Many studies showed that AP could be underestimated when taking panoramic radiographs compared with periapical radiographs30,31 and this condition could have limited these studies. Thus, we observed both panoramic and periapical radiographs in the present study for a more detailed examination. Even though there are studies32,33 using cone beam computed tomography (CBCT) as an evaluation parameter, regarding artefacts in the imaging of CBCT with the presence of prosthetic restorations, we observed both panoramic and periapical radiographs and considered the most suitable evaluation method.

This study revealed the percentage of teeth with adequate root canal fillings to be 37.6%, whereas Segura-Egea et al.34 found that 34% of the RCT was adequate. Likewise, previous studies found the adequate root canal filling rate to be 30-40%.6,27 In the present study, the percentage of AP in teeth with inadequate fillings (24.1%) was statistically higher than that of AP in teeth with adequate fillings (2%) (p = 0.000; p <0.05), consistent with previous studies.34,35,36

In the present study, the frequency of AP in teeth with RCT was 2.59 times higher than that in teeth without RCT. Similarly, Kalender et al.15 showed that the percentage of AP with endodontic treatment was approximately four times higher than that without endodontic treatment. This finding can be explained by the higher percentage of the examined root canal fillings being inadequate.

The results demonstrated that root canal-filled teeth restored with bridge abutments tended to be 2.44 times more at risk of AP. Accordingly, the AP percentage in the present study was 15.8% in the bridge abutment teeth with RCT, whereas Gumru et al.7 found the AP percentage to be 46.5% given the same criteria. This difference can be explained by the sample size and study designs; the former used a prospective design and the latter a retrospective design.

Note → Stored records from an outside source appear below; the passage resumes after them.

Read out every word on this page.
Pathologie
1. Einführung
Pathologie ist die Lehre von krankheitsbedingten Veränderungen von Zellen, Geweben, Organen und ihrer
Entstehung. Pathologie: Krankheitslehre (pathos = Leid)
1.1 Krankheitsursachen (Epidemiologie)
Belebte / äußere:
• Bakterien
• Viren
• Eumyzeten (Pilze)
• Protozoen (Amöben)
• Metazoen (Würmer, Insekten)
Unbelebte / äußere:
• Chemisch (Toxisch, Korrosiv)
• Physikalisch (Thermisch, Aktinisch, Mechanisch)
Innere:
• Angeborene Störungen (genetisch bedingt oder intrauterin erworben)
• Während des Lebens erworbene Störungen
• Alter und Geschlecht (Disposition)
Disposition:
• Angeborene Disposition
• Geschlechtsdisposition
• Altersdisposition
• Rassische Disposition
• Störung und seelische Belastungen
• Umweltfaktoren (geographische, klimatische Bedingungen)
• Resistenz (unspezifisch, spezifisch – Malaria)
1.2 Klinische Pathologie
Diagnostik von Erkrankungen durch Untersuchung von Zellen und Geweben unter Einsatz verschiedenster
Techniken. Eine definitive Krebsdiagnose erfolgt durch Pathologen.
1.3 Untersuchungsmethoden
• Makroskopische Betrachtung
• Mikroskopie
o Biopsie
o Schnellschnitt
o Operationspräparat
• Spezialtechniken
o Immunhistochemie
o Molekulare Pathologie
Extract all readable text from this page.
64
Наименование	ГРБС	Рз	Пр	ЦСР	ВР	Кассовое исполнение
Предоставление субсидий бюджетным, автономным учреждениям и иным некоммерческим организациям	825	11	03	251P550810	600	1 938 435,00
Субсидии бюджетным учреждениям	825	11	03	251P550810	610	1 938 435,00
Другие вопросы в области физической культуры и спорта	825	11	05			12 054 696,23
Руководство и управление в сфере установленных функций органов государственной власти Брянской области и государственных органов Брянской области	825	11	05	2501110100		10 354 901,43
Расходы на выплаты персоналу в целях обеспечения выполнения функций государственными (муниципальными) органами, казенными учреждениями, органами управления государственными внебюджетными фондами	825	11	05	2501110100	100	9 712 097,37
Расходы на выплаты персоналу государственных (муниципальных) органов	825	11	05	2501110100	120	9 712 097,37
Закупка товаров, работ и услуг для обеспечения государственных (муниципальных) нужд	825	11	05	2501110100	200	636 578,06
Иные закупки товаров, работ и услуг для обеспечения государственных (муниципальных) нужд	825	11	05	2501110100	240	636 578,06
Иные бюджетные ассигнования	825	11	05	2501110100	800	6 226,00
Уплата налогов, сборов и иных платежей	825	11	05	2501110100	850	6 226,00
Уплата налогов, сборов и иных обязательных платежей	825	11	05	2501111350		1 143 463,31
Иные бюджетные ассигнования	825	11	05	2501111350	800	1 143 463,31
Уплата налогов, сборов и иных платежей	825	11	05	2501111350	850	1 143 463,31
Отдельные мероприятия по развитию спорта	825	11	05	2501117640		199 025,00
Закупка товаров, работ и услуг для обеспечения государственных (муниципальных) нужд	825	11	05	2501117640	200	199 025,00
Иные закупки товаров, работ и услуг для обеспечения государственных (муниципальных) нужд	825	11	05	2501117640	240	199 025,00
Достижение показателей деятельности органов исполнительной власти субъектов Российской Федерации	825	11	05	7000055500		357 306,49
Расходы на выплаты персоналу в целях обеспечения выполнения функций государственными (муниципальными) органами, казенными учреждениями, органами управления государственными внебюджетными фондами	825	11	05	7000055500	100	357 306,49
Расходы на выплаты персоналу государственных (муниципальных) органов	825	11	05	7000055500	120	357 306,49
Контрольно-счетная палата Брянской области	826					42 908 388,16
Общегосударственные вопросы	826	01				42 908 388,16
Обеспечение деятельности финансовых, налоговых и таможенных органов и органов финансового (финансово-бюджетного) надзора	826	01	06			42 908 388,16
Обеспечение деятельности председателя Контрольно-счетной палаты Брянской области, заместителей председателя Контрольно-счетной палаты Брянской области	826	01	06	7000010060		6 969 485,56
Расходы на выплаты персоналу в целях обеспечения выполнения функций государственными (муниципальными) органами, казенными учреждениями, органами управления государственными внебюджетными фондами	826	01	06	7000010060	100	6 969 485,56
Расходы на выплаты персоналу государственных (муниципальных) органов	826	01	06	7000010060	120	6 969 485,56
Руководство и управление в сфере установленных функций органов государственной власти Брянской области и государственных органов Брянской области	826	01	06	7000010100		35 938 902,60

One of the limitations of this study is that it is impossible to determine whether a periapical lesion is healing or not.10 In this manner, one of the inclusion criteria of the present study was patients who had no RCT for at least two years in order to assess periapical health more accurately. Considering that over half of the coronal restorations and RCTs were classified as inadequate, the operating dentist may be a contributing factor. Due to the fact that there was no solid information about the previous practitioners of the study patients, this may be considered as another limitation of the present study.

Conclusion

In conclusion, the results showed that AP risk was increased by both inadequate RCT and prosthetic restorations, and that the quality of RCT had significantly greater effect on periapical health than the quality of prosthetic restorations. Considerable effort must be spent to enhance the treatment quality to maintain apical health.